One of the features of the playlist manager is to specify custom SQL code to select any of the 30,000+ songs in the database for the playlist.
This allows me to have playlists like:
- Any songs released in 1986
- Any songs by bands from Sweden before 1993
- Any songs released on "Sarah Records" on 10" vinyl.
- Songs by bands added to the database in the last 12 months
You get the idea.
For my next big trip I was thinking of which songs to take along. I only have about 40 Gig space for music on my player, which is enough for roughly 10,000 files.
One idea was to take songs from my all-time favourite bands, but the filter already returns over 10,000 songs and I wanted to add some other tracks as well. So I said, lets take just 50 songs from each of my 250 favourite bands. Which songs? I don't care, they can be random, but I don't want a song twice, regardless of the fact that I have duplicate MP3s because they have been released on multiple albums or compilations. The SQL to do this was not super simple, so that's why I documented here.

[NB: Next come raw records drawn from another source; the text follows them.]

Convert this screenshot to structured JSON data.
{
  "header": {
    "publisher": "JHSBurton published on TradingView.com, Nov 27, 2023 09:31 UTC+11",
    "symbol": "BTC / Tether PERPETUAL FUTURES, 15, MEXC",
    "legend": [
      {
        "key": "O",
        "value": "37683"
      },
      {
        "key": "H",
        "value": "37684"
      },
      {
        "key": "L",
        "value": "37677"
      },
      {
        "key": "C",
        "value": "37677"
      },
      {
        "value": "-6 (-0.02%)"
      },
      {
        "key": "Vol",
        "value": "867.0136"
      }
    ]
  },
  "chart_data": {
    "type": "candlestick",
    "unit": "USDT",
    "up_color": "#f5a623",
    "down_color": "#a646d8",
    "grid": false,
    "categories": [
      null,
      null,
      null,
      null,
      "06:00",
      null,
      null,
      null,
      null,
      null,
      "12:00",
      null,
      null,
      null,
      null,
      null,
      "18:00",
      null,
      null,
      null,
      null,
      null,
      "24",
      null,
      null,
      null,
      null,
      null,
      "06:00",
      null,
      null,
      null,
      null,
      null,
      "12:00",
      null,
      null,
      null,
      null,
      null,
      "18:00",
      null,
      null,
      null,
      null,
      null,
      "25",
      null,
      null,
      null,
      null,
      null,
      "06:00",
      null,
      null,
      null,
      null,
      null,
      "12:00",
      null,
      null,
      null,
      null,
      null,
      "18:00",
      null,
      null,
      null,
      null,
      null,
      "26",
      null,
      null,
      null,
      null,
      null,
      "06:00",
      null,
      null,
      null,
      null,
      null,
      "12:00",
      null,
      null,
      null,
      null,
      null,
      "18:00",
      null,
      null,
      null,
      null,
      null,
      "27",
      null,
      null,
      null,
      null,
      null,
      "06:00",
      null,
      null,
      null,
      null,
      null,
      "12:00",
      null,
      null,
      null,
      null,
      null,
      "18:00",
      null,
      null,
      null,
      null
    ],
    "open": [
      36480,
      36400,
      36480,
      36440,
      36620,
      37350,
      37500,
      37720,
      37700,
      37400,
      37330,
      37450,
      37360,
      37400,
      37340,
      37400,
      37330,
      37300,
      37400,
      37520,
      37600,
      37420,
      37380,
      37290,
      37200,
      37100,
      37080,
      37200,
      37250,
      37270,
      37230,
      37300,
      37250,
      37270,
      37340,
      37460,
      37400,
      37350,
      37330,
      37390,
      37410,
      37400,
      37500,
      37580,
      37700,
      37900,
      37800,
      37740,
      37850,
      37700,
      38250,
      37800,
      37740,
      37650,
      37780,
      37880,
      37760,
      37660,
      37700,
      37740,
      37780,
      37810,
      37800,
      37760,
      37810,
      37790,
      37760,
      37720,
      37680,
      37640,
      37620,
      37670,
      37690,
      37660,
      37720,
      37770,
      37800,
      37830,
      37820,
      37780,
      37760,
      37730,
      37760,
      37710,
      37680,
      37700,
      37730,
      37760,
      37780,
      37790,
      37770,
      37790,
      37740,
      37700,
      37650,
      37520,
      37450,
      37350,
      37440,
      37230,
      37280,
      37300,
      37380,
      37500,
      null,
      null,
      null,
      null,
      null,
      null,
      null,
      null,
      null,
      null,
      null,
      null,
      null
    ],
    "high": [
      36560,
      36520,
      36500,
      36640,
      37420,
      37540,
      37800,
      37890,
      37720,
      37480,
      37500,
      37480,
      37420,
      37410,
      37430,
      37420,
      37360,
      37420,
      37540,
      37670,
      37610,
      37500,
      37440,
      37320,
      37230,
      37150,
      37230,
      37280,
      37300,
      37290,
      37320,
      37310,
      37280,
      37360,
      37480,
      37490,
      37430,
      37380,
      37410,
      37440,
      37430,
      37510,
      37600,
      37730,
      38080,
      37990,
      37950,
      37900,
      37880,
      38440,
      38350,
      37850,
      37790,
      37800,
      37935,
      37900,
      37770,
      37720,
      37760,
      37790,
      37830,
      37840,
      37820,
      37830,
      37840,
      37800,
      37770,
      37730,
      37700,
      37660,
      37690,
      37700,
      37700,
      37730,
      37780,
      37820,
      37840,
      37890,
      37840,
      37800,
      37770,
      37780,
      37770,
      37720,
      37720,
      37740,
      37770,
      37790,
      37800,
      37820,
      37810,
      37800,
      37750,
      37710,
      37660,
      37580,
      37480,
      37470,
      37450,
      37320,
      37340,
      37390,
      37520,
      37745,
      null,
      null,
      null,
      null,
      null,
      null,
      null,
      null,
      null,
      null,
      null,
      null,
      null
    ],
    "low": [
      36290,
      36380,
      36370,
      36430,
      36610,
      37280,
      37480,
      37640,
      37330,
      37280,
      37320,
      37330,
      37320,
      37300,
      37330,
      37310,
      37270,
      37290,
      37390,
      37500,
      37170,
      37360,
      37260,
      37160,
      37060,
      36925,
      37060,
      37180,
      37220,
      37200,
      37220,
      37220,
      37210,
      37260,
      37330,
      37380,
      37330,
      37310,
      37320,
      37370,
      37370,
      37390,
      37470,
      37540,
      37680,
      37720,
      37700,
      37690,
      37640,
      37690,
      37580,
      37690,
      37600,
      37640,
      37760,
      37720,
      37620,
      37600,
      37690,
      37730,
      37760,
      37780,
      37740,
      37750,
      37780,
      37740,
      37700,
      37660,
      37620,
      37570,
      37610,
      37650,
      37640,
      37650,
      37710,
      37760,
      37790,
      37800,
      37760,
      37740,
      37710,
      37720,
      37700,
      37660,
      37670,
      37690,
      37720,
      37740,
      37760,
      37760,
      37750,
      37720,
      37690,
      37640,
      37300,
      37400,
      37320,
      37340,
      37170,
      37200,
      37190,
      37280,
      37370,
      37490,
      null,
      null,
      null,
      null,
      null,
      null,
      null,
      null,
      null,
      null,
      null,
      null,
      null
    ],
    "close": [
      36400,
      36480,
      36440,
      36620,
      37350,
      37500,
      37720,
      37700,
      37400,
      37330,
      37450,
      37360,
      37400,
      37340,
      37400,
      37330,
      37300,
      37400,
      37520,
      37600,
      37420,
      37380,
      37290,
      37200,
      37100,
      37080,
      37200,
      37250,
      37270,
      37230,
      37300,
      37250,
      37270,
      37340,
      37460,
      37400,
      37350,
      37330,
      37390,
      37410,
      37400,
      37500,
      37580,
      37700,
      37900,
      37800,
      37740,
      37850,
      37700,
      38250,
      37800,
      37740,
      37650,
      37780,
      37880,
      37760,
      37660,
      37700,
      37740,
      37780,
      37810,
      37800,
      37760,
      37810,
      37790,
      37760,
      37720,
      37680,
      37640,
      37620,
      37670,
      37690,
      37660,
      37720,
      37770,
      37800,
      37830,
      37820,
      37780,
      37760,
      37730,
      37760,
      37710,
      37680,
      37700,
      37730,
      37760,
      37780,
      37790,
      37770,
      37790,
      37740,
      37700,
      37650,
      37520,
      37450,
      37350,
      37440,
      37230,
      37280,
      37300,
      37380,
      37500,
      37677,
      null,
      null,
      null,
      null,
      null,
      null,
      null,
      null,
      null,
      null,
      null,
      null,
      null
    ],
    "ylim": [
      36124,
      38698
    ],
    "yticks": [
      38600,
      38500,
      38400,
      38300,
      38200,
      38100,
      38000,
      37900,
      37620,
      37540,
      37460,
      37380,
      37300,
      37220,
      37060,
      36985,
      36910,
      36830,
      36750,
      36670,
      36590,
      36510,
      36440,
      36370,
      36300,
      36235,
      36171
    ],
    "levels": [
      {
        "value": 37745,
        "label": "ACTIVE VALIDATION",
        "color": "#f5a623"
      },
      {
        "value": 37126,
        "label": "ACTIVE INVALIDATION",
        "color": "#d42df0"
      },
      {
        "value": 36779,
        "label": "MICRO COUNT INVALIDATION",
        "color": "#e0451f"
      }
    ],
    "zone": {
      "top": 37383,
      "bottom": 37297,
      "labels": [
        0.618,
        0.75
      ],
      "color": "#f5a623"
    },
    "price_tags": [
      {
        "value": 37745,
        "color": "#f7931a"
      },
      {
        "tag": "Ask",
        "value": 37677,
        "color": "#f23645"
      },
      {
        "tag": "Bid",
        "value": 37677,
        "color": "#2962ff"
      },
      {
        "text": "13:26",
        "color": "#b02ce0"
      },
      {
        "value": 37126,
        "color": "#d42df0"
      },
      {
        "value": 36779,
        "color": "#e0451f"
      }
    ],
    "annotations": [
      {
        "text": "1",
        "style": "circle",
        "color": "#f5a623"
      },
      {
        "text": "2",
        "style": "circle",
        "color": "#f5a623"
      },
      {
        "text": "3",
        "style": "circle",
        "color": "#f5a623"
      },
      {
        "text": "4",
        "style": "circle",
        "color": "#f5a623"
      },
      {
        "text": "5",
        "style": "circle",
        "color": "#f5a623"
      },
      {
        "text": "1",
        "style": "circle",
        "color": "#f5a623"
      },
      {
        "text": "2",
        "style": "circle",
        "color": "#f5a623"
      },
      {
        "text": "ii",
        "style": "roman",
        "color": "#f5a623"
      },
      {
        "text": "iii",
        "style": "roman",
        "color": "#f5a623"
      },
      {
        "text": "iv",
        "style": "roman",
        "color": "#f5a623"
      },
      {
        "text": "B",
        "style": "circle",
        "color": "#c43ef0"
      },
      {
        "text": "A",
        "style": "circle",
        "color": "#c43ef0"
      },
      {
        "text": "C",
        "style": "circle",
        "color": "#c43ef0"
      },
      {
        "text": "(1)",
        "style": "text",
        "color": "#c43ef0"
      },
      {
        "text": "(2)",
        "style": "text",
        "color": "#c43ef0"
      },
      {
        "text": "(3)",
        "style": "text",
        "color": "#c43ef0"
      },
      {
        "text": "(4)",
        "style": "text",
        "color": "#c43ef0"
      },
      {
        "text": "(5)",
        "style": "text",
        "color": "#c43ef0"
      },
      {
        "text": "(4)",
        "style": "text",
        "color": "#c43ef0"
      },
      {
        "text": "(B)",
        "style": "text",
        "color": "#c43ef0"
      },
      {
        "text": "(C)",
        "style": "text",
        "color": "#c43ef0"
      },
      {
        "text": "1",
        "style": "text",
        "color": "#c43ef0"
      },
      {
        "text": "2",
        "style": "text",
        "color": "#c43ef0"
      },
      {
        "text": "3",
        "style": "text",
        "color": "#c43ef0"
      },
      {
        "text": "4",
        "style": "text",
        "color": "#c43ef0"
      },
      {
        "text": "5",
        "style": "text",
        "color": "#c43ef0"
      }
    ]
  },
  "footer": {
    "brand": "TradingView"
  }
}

To keep things simpler, I first created two views, the first one filters out duplicate song titles:
CREATE VIEW UniqueSongs AS SELECT MIN(FileID) AS FileId, Title, BandKey FROM SoundFiles GROUP BY Title, BandKey
the second one returns my favourite bands:
CREATE VIEW FavouriteBands AS SELECT BandKey FROM Bands WHERE Rank > 8
Now to the main query, which uses a Common Table Expression:
WITH CTE AS ( SELECT Row_Number() OVER (Partition BY b.BandKey ORDER BY ABS(CAST(CAST(NEWID() AS VARBINARY) AS INT))) As RowNo, u.FileId FROM UniqueSongs u INNER JOIN FavouriteBands b ON b.BandKey = u.BandKey ) SELECT FileName, RootFolder + Location as Location, BandName, Title, Duration FROM SoundFiles WHERE FileId IN ( SELECT FileId FROM CTE WHERE RowNo <= 50 )
The first SELECT gets all the MP3s for my favourite bands,
ABS(CAST(CAST(NEWID() AS VARBINARY) AS INT)))
just returns a random number which we order by, so we get a different set of up to 50 songs each time we run the query.
The really cool part here is:
Row_Number() OVER (Partition BY b.BandKey ORDER BY
We partition our data by the BandKey in a random order and each row gets an new row number one higher than the previous one. For each new band, the row_number is reset to 1.
Here's how that looks for 3 songs per band:
The second SELECT gets the actual data required to build a playlist, the interesting part is in the sub-select in the WHERE clause:
SELECT FileId FROM CTE WHERE RowNo <= 50
Here we use our common table expression from above to get the first 50 fileIDs per band. Remember the RowNo is a continues increasing number, so filtering for anything less 51, gets us the first 50. Cool!